When an IT admin is troubleshooting an issue on a network, they often need to understand the difference between CRC (cyclic redundancy check) and input errors on a network interface. This article will explain the differences between the two and how to interpret their occurrence on a network device.
What is CRC?
CRC (Cyclic Redundancy Check) is a type of error-detecting code that is used to detect when data has been corrupted during transmission. It works by calculating a checksum from the data, which is then sent along with the data. The receiving device then calculates its own checksum from the data and compares it to the one sent with the data. If the two checksums do not match, the data has been corrupted and the receiving device will send back an error message.
What are Input Errors?
Input errors are errors that occur on a network interface due to packet loss, packet corruption, or other issues. These errors can be caused by a variety of things, including bad cables, faulty hardware, or even a misconfigured router or switch. Input errors can be tracked by monitoring the interface’s input errors counter, which will increment every time an error is detected.
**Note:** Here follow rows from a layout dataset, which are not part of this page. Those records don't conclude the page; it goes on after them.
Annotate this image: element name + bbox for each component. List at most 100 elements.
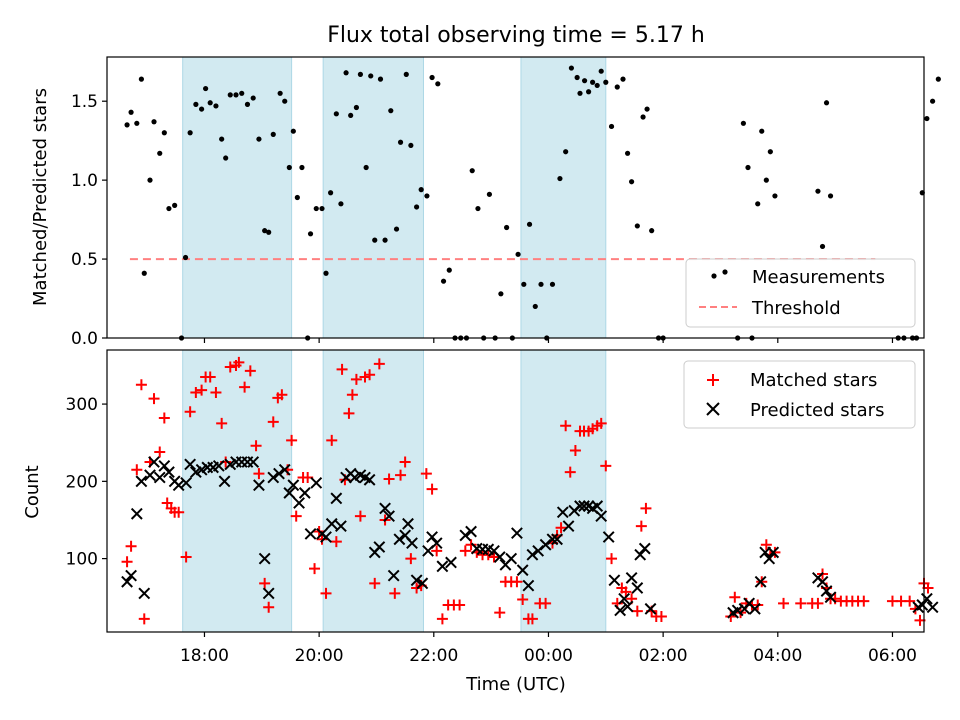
measurement-point: [393, 226, 400, 232]
matched-star-marker: [555, 522, 567, 534]
predicted-star-marker: [595, 510, 608, 523]
measurement-point: [372, 237, 378, 243]
matched-star-marker: [436, 613, 448, 625]
matched-stars-series: [121, 356, 934, 626]
x-tick-label: 02:00: [639, 646, 688, 666]
matched-star-marker: [459, 545, 471, 557]
predicted-star-marker: [625, 572, 638, 584]
legend-measurements-marker: [711, 273, 717, 279]
matched-star-marker: [316, 533, 328, 545]
measurement-point: [549, 281, 556, 287]
predicted-star-marker: [287, 479, 300, 492]
measurement-point: [515, 251, 521, 257]
measurement-point: [557, 175, 563, 182]
predicted-star-marker: [172, 479, 185, 492]
matched-star-marker: [138, 613, 150, 625]
predicted-star-marker: [614, 604, 627, 617]
predicted-star-marker: [574, 500, 586, 512]
measurement-point: [270, 131, 276, 137]
matched-star-marker: [488, 551, 500, 563]
matched-star-marker: [373, 358, 385, 370]
measurement-point: [328, 190, 334, 196]
matched-star-marker: [180, 551, 192, 563]
observing-interval-band: [322, 56, 424, 339]
matched-star-marker: [778, 597, 790, 609]
measurement-point: [223, 155, 229, 161]
measurement-point: [823, 100, 830, 106]
predicted-star-marker: [125, 569, 137, 582]
x-tick-label: 06:00: [868, 646, 917, 666]
measurement-point: [250, 95, 256, 101]
y-tick-label: 300: [66, 395, 98, 415]
predicted-star-marker: [621, 600, 634, 613]
measurement-point: [182, 254, 189, 261]
measurement-point: [763, 177, 769, 183]
observing-interval-band: [322, 349, 424, 633]
observing-interval-band: [520, 349, 607, 633]
matched-star-marker: [482, 549, 494, 561]
predicted-star-marker: [130, 507, 143, 520]
measurement-point: [138, 76, 144, 82]
predicted-star-marker: [634, 548, 647, 561]
measurement-point: [294, 194, 300, 201]
measurement-point: [266, 229, 272, 235]
measurement-point: [262, 228, 268, 234]
predicted-star-marker: [824, 591, 837, 604]
predicted-star-marker: [212, 459, 225, 472]
measurement-point: [414, 204, 420, 210]
x-axis-label: Time (UTC): [465, 674, 566, 695]
matched-star-marker: [125, 540, 137, 552]
predicted-star-marker: [253, 479, 265, 492]
measurement-point: [277, 90, 283, 96]
matched-star-marker: [216, 417, 228, 429]
top-axes-frame: [106, 56, 925, 339]
predicted-star-marker: [430, 537, 443, 550]
measurement-point: [819, 243, 826, 250]
predicted-star-marker: [926, 601, 939, 614]
measurement-point: [772, 193, 778, 199]
matched-star-marker: [354, 510, 366, 522]
predicted-star-marker: [320, 531, 332, 543]
top-shaded-intervals: [182, 56, 607, 339]
measurement-point: [930, 98, 936, 104]
matched-star-marker: [224, 361, 236, 373]
matched-star-marker: [389, 587, 401, 599]
measurement-point: [740, 120, 747, 126]
measurement-point: [435, 81, 441, 87]
measurement-point: [469, 168, 475, 174]
measurement-point: [282, 98, 288, 104]
measurement-point: [827, 193, 834, 199]
measurement-point: [598, 68, 604, 74]
predicted-star-marker: [578, 500, 590, 512]
observing-interval-band: [182, 56, 293, 339]
matched-star-marker: [369, 577, 381, 589]
predicted-star-marker: [459, 529, 472, 542]
measurement-point: [935, 76, 941, 82]
predicted-star-marker: [426, 531, 438, 543]
measurement-point: [353, 104, 359, 111]
measurement-point: [586, 89, 592, 95]
measurement-point: [213, 103, 219, 109]
matched-star-marker: [210, 386, 222, 398]
y-tick-label: 1.5: [71, 92, 98, 112]
matched-star-marker: [620, 586, 632, 598]
measurement-point: [166, 205, 172, 212]
measurements-series: [124, 65, 941, 341]
predicted-star-marker: [325, 517, 338, 530]
matched-star-marker: [454, 599, 466, 611]
predicted-star-marker: [184, 458, 197, 471]
matched-star-marker: [569, 444, 581, 456]
measurement-point: [134, 120, 140, 126]
matched-star-marker: [494, 607, 506, 619]
bottom-panel: 100 200 300 18:00 20:00 22:00 00:00 02:00 04:00…: [22, 349, 939, 695]
predicted-star-marker: [754, 575, 767, 588]
measurement-point: [408, 142, 414, 149]
top-panel: 0.0 0.5 1.0 1.5 Matched/Predicted stars Mea…: [30, 56, 941, 349]
x-tick-label: 18:00: [180, 646, 229, 666]
matched-star-marker: [336, 363, 348, 375]
measurement-point: [644, 106, 650, 112]
measurement-point: [348, 112, 354, 119]
matched-star-marker: [244, 365, 256, 377]
measurement-point: [333, 111, 339, 117]
predicted-star-marker: [273, 467, 285, 480]
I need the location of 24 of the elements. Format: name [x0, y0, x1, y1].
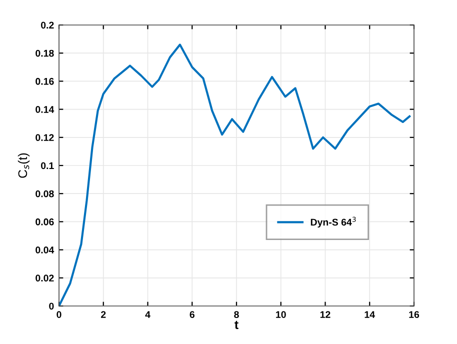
- x-tick-label: 2: [101, 311, 106, 318]
- x-axis-title: t: [234, 320, 238, 330]
- y-tick-label: 0.02: [36, 274, 54, 282]
- y-tick-label: 0.06: [36, 218, 54, 226]
- x-tick-label: 16: [409, 311, 420, 318]
- y-axis-title: C$_{s}$(t): [18, 153, 30, 178]
- y-tick-label: 0.08: [36, 190, 54, 198]
- x-tick-label: 14: [364, 311, 375, 318]
- x-tick-label: 6: [190, 311, 194, 318]
- x-tick-label: 10: [276, 311, 286, 318]
- legend-label: Dyn-S 64$^{3}$: [310, 216, 356, 228]
- line-series: [59, 44, 411, 306]
- y-tick-label: 0.16: [36, 78, 54, 85]
- y-tick-label: 0: [49, 302, 54, 310]
- y-tick-label: 0.04: [36, 246, 54, 254]
- x-tick-label: 12: [320, 311, 330, 318]
- y-tick-label: 0.2: [41, 22, 54, 29]
- y-tick-label: 0.1: [41, 162, 54, 170]
- x-tick-label: 4: [145, 311, 150, 318]
- x-tick-label: 0: [56, 311, 62, 318]
- y-tick-label: 0.12: [36, 134, 54, 142]
- y-tick-label: 0.14: [36, 106, 54, 113]
- y-tick-label: 0.18: [36, 50, 54, 57]
- x-tick-label: 8: [234, 311, 239, 318]
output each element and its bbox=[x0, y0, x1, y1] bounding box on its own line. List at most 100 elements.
Differences Between CRC and Input Errors
The main difference between CRC and input errors is that CRC errors are caused by corrupted data, while input errors are caused by packet loss, packet corruption, and other issues. In addition, CRC errors are detected by comparing checksums, while input errors are tracked by monitoring the interface’s input errors counter.
Interpreting CRC and Input Errors
When an IT admin notices an increase in either CRC or input errors on a network interface, they should take action to fix the issue. If the errors are caused by CRC, they should look into the cause of the data corruption. This could include faulty cables, bad network hardware, or a misconfigured router or switch.
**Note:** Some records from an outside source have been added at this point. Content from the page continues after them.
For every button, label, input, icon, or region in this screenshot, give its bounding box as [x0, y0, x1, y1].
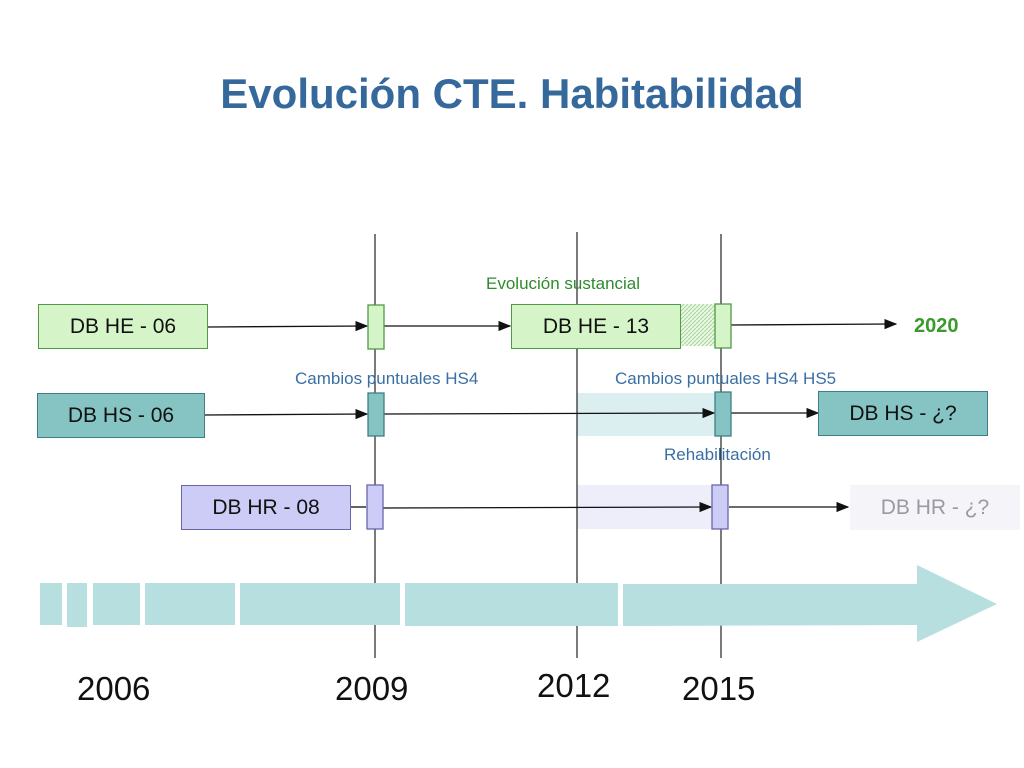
arrow-2009-to-2015-hr	[382, 501, 713, 513]
doc-box-he-06: DB HE - 06	[38, 304, 208, 349]
doc-box-hs-06: DB HS - 06	[37, 393, 205, 438]
target-year-label: 2020	[914, 315, 959, 337]
note-cambios-hs4-hs5: Cambios puntuales HS4 HS5	[615, 369, 837, 388]
arrow-hs-06-to-2009	[204, 408, 369, 420]
hs-transition-band	[577, 393, 720, 436]
milestone-he-2009	[367, 304, 385, 350]
arrow-he-06-to-2009	[207, 320, 369, 332]
page-title: Evolución CTE. Habitabilidad	[220, 70, 804, 117]
year-label-2012: 2012	[537, 667, 611, 704]
he-transition-band	[680, 304, 718, 346]
timeline-arrow	[40, 565, 997, 642]
milestone-hr-2015	[711, 484, 729, 530]
milestone-hs-2015	[714, 391, 732, 437]
note-evolucion-sustancial: Evolución sustancial	[486, 274, 641, 293]
note-rehabilitacion: Rehabilitación	[664, 445, 771, 464]
doc-box-hr-08: DB HR - 08	[181, 485, 351, 530]
milestone-he-2015	[714, 303, 732, 349]
doc-box-he-13: DB HE - 13	[511, 304, 681, 349]
milestone-hr-2009	[366, 484, 384, 530]
year-label-2015: 2015	[682, 670, 756, 707]
year-label-2006: 2006	[77, 670, 151, 707]
note-cambios-hs4: Cambios puntuales HS4	[295, 369, 479, 388]
milestone-hs-2009	[367, 392, 385, 437]
doc-box-hr-future: DB HR - ¿?	[850, 485, 1020, 530]
arrow-2009-to-2015-hs	[383, 407, 716, 419]
arrow-2015-to-2020	[730, 318, 898, 330]
doc-box-hs-future: DB HS - ¿?	[818, 391, 988, 436]
year-label-2009: 2009	[335, 670, 409, 707]
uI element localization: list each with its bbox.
If the errors are caused by input errors, they should look into the cause of the packet loss or corruption. This could include a congested network, faulty network hardware, or a misconfigured router or switch. In either case, the IT admin should take the appropriate steps to fix the issue.
CRC and input errors are two different types of errors that can occur on a network interface. CRC errors occur when data is corrupted during transmission, while input errors occur due to packet loss, packet corruption, or other issues. IT admins should monitor both types of errors and take the appropriate steps to fix any issues that arise.